Ask HN: What tool you use for notes and to organise thoughts? - codesternews
======
astrikos
I’m in university so I use OneNote for hand drawn diagrams. I eventually want
an Apple Pencil and upgraded iPad and use good notes, but I don’t have the
dollars right now haha. OneNote is great because of the expandable canvas and
the handwriting recognition. I do like auto shapes feature of preview though.

I annotate PowerPoint slides directly with Preview.

For other notes, I use FSNotes which is like nvALT and it’s easily searchable
and quick to use.

I sometimes edit those MD notes in Typora.

I also like to curate ideas in a Gitbook, which I have public but it’s kinda
messy right now.
([https://index.kalispera.xyz/](https://index.kalispera.xyz/))

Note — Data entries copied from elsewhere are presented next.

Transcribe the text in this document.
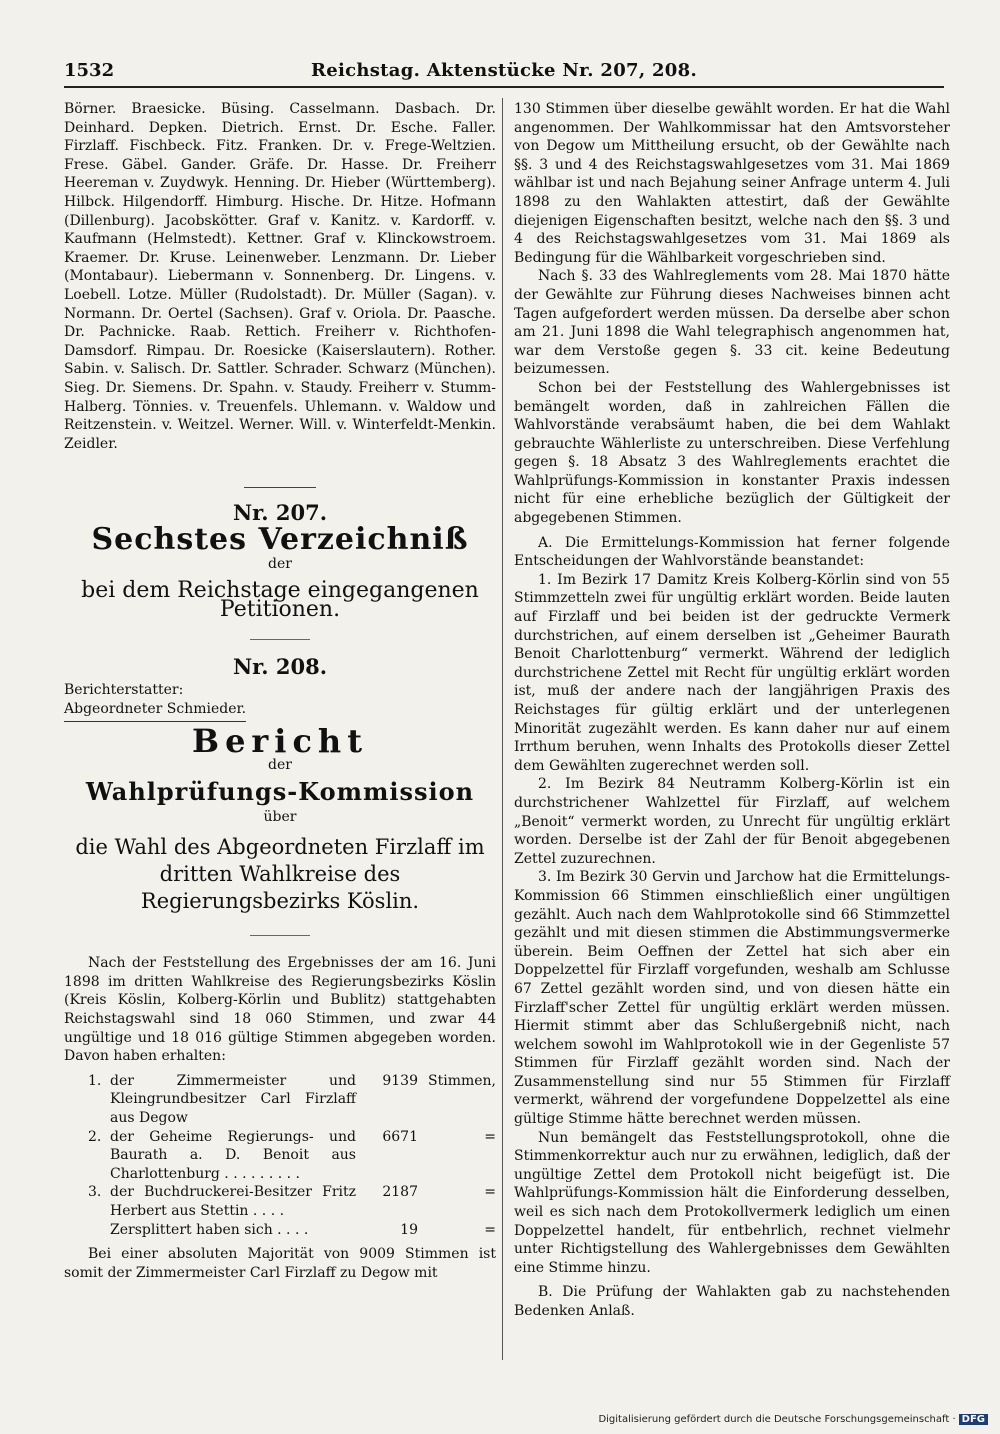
1532	Reichstag. Aktenstücke Nr. 207, 208.

Börner. Braesicke. Büsing. Casselmann. Dasbach. Dr. Deinhard. Depken. Dietrich. Ernst. Dr. Esche. Faller. Firzlaff. Fischbeck. Fitz. Franken. Dr. v. Frege-Weltzien. Frese. Gäbel. Gander. Gräfe. Dr. Hasse. Dr. Freiherr Heereman v. Zuydwyk. Henning. Dr. Hieber (Württemberg). Hilbck. Hilgendorff. Himburg. Hische. Dr. Hitze. Hofmann (Dillenburg). Jacobskötter. Graf v. Kanitz. v. Kardorff. v. Kaufmann (Helmstedt). Kettner. Graf v. Klinckowstroem. Kraemer. Dr. Kruse. Leinenweber. Lenzmann. Dr. Lieber (Montabaur). Liebermann v. Sonnenberg. Dr. Lingens. v. Loebell. Lotze. Müller (Rudolstadt). Dr. Müller (Sagan). v. Normann. Dr. Oertel (Sachsen). Graf v. Oriola. Dr. Paasche. Dr. Pachnicke. Raab. Rettich. Freiherr v. Richthofen-Damsdorf. Rimpau. Dr. Roesicke (Kaiserslautern). Rother. Sabin. v. Salisch. Dr. Sattler. Schrader. Schwarz (München). Sieg. Dr. Siemens. Dr. Spahn. v. Staudy. Freiherr v. Stumm-Halberg. Tönnies. v. Treuenfels. Uhlemann. v. Waldow und Reitzenstein. v. Weitzel. Werner. Will. v. Winterfeldt-Menkin. Zeidler.

Nr. 207.
Sechstes Verzeichniß
der
bei dem Reichstage eingegangenen Petitionen.
Nr. 208.
Berichterstatter:
Abgeordneter Schmieder.
Bericht
der
Wahlprüfungs-Kommission
über
die Wahl des Abgeordneten Firzlaff im dritten Wahlkreise des Regierungsbezirks Köslin.

Nach der Feststellung des Ergebnisses der am 16. Juni 1898 im dritten Wahlkreise des Regierungsbezirks Köslin (Kreis Köslin, Kolberg-Körlin und Bublitz) stattgehabten Reichstagswahl sind 18 060 Stimmen, und zwar 44 ungültige und 18 016 gültige Stimmen abgegeben worden. Davon haben erhalten:

1. der Zimmermeister und Kleingrundbesitzer Carl Firzlaff aus Degow
9139 Stimmen,
2. der Geheime Regierungs- und Baurath a. D. Benoit aus Charlottenburg . . . . . . . . .
6671	=
3. der Buchdruckerei-Besitzer Fritz Herbert aus Stettin . . . .
2187	=
Zersplittert haben sich . . . .	19	=

Bei einer absoluten Majorität von 9009 Stimmen ist somit der Zimmermeister Carl Firzlaff zu Degow mit

130 Stimmen über dieselbe gewählt worden. Er hat die Wahl angenommen. Der Wahlkommissar hat den Amtsvorsteher von Degow um Mittheilung ersucht, ob der Gewählte nach §§. 3 und 4 des Reichstagswahlgesetzes vom 31. Mai 1869 wählbar ist und nach Bejahung seiner Anfrage unterm 4. Juli 1898 zu den Wahlakten attestirt, daß der Gewählte diejenigen Eigenschaften besitzt, welche nach den §§. 3 und 4 des Reichstagswahlgesetzes vom 31. Mai 1869 als Bedingung für die Wählbarkeit vorgeschrieben sind.

Nach §. 33 des Wahlreglements vom 28. Mai 1870 hätte der Gewählte zur Führung dieses Nachweises binnen acht Tagen aufgefordert werden müssen. Da derselbe aber schon am 21. Juni 1898 die Wahl telegraphisch angenommen hat, war dem Verstoße gegen §. 33 cit. keine Bedeutung beizumessen.

Schon bei der Feststellung des Wahlergebnisses ist bemängelt worden, daß in zahlreichen Fällen die Wahlvorstände verabsäumt haben, die bei dem Wahlakt gebrauchte Wählerliste zu unterschreiben. Diese Verfehlung gegen §. 18 Absatz 3 des Wahlreglements erachtet die Wahlprüfungs-Kommission in konstanter Praxis indessen nicht für eine erhebliche bezüglich der Gültigkeit der abgegebenen Stimmen.

A. Die Ermittelungs-Kommission hat ferner folgende Entscheidungen der Wahlvorstände beanstandet:

1. Im Bezirk 17 Damitz Kreis Kolberg-Körlin sind von 55 Stimmzetteln zwei für ungültig erklärt worden. Beide lauten auf Firzlaff und bei beiden ist der gedruckte Vermerk durchstrichen, auf einem derselben ist „Geheimer Baurath Benoit Charlottenburg“ vermerkt. Während der lediglich durchstrichene Zettel mit Recht für ungültig erklärt worden ist, muß der andere nach der langjährigen Praxis des Reichstages für gültig erklärt und der unterlegenen Minorität zugezählt werden. Es kann daher nur auf einem Irrthum beruhen, wenn Inhalts des Protokolls dieser Zettel dem Gewählten zugerechnet werden soll.

2. Im Bezirk 84 Neutramm Kolberg-Körlin ist ein durchstrichener Wahlzettel für Firzlaff, auf welchem „Benoit“ vermerkt worden, zu Unrecht für ungültig erklärt worden. Derselbe ist der Zahl der für Benoit abgegebenen Zettel zuzurechnen.

3. Im Bezirk 30 Gervin und Jarchow hat die Ermittelungs-Kommission 66 Stimmen einschließlich einer ungültigen gezählt. Auch nach dem Wahlprotokolle sind 66 Stimmzettel gezählt und mit diesen stimmen die Abstimmungsvermerke überein. Beim Oeffnen der Zettel hat sich aber ein Doppelzettel für Firzlaff vorgefunden, weshalb am Schlusse 67 Zettel gezählt worden sind, und von diesen hätte ein Firzlaff'scher Zettel für ungültig erklärt werden müssen. Hiermit stimmt aber das Schlußergebniß nicht, nach welchem sowohl im Wahlprotokoll wie in der Gegenliste 57 Stimmen für Firzlaff gezählt worden sind. Nach der Zusammenstellung sind nur 55 Stimmen für Firzlaff vermerkt, während der vorgefundene Doppelzettel als eine gültige Stimme hätte berechnet werden müssen.

Nun bemängelt das Feststellungsprotokoll, ohne die Stimmenkorrektur auch nur zu erwähnen, lediglich, daß der ungültige Zettel dem Protokoll nicht beigefügt ist. Die Wahlprüfungs-Kommission hält die Einforderung desselben, weil es sich nach dem Protokollvermerk lediglich um einen Doppelzettel handelt, für entbehrlich, rechnet vielmehr unter Richtigstellung des Wahlergebnisses dem Gewählten eine Stimme hinzu.

B. Die Prüfung der Wahlakten gab zu nachstehenden Bedenken Anlaß.

Digitalisierung gefördert durch die Deutsche Forschungsgemeinschaft · DFG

For some writing projects, I love Scrivener.

I kinda feel like I’m addicted to trying tools though oops.

------
pkalinowski
Apple Notes for quick stuff at work.

Had a stint with Microsoft OneNote, but I don't trust it to hold my data
reliably.

Ended up with Notes folder with Markdown files. It's very logical
(filesystem), easy to backup, version and transfer.

Visual Studio Code is my editor of choice. I'm using custom workspace settings
which changes my theme to lighter one, bigger fonts etc whenever I open any
note.

It's not perfect. Everytime I want to create note I need to create new file,
choose its name and add ".md" extension. It takes 3 seconds, but simple CMD+N
would be easier.

------
miccah
I use Zim Wiki [1]. I like the hierarchical structure plus the ability to link
to any other page internally. It does a good job of staying out of your way
and has support for check boxes, searching, and various plugins. It also saves
to disk in plaintext so I can version control it.

[1] [https://zim-wiki.org/](https://zim-wiki.org/)

------
morninglight
It's small, simple, unobtrusive, free and portable- It is also old and
unmaintained, but I love it. Just unzip and run. No installation required.
[http://theguide.sourceforge.net/](http://theguide.sourceforge.net/)

------
randomor
For notes, I use Apple Notes. For organizing thoughts, I created an app called
ZenJournal that was showcased here last week:
[https://news.ycombinator.com/item?id=21876939](https://news.ycombinator.com/item?id=21876939)

------
larmstrong
I use Dynalist ([https://dynalist.io/](https://dynalist.io/)), which is a
cross platform infinitely nested list tool that has a ton of features.

------
LMMojo
Depends on where I am, and who the notes are for.

Random location, I use my MobiScribe.

At my computer, either the MobiScribe, or Tomboy Notes, sorry of a personal
wiki.

At work, possibly needing to be read by others, our group's Knowledge Base,
managed by Confluence.

------
HenryKissinger
Good old Notepad.